There is another knock-on effect: paperback editions of longlisted titles invariably carry a shout along the lines of “Longlisted for the Booker Prize”. In setting up the judges’ panel Trewin looks “first and foremost for a passion for the reading of fiction. We don’t pay an awful lot of money and people have to read, say, 110 books in five months.”

He looks for those who appreciate “the art of reading and enjoying fiction”, asking potential judges: “What do you read? What do you seek?” That is “to ascertain if they devote themselves with necessary passion”.

Another element is the choice of chair. “There is a special talent for how you run a jury,” he says, adding that “politicians tend to be rather good at chairing meetings and getting the best out of people.”

Hence the choice of Portillo?

“Objections to Portillo come from people who don’t like his politics, but that’s missing the point. Since retiring from politics he has been able to demonstrate his passion for the arts in the broadest possible way.”

When Trewin visited Portillo at home, as part of the process of choosing a chair, he was delighted to see piles of modern fiction that Portillo read “for pleasure”.

Here was somebody to chair the 2008 process: “Interested in the subject of fiction, possessing the ability to chair and capable of presenting a good public face.”

As for the judging: “Every book is discussed on its merits.
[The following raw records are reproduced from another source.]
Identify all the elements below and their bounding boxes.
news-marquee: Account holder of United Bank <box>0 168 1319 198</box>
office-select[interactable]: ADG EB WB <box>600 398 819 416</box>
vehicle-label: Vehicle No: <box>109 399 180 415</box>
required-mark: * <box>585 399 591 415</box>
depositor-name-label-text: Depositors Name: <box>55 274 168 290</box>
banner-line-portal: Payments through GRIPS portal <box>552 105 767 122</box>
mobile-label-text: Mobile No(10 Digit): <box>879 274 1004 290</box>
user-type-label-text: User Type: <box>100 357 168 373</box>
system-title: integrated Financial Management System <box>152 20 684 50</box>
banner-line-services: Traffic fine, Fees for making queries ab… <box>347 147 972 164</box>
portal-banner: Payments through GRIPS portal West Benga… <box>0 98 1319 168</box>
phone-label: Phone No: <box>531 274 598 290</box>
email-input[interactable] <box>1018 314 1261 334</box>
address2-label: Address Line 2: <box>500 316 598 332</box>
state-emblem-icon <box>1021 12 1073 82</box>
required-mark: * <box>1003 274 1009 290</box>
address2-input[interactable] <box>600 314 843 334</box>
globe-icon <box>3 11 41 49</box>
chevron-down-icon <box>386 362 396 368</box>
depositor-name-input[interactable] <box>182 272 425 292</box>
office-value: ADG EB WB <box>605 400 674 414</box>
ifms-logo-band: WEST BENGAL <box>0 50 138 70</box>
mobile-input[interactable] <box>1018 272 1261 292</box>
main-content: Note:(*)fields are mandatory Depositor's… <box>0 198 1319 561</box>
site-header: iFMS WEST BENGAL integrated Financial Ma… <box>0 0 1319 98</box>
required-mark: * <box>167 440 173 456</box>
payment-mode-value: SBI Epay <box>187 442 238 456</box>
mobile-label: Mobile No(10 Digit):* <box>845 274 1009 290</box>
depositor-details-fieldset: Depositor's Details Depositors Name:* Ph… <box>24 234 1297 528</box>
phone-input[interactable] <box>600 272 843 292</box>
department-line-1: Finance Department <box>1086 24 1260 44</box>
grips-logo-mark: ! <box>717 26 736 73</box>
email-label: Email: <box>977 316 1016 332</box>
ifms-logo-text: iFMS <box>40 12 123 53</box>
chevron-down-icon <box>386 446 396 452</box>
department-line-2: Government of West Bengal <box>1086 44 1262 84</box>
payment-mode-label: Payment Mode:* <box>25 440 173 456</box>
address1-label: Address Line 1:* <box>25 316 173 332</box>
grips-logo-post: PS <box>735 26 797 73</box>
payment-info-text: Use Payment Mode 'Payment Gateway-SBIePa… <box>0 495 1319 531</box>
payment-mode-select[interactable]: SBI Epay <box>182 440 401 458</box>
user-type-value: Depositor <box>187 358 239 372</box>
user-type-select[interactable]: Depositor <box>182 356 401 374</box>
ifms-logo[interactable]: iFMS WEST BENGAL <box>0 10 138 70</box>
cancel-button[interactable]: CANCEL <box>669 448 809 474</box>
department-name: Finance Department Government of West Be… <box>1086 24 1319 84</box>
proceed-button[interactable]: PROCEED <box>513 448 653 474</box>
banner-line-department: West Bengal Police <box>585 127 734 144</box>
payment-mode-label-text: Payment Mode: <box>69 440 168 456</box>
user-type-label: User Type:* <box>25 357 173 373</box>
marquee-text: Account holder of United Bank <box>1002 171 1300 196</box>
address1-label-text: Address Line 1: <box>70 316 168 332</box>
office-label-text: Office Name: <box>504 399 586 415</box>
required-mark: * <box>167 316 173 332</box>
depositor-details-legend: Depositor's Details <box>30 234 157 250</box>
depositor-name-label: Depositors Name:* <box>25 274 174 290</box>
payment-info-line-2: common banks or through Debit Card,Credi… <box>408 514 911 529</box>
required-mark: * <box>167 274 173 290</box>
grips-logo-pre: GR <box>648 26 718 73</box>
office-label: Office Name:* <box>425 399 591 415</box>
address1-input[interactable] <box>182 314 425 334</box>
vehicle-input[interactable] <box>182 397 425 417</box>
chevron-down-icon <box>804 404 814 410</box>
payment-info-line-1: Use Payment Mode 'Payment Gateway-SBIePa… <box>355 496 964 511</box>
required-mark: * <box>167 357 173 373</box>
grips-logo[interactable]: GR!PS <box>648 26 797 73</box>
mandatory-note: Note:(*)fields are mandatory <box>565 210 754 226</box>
At the shortlist stage we realised we had ‘good stories’ that had emerged from the longlist.”

Trewin values the Man Booker process as “being able to spot people”. He points to Sebastian Barry, shortlisted in 2005 for A Long, Long Way. The bookies’ favourite for 2008, at 2-1, is Barry’s The Secret Scripture.

He says with equal satisfaction that “the shortlist allows people to emerge and be spotted by readers” but there is the careful caveat: “Though that’s not the role set out for the prize.” Instead, that is unequivocally “to select the best novel of the year in the UK and the Commonwealth”.

And of the Man Booker’s future, Trewin says: “Every year is a new year. We can’t rest on a great reputation. We can’t think it will go on indefinitely being the best UK prize.”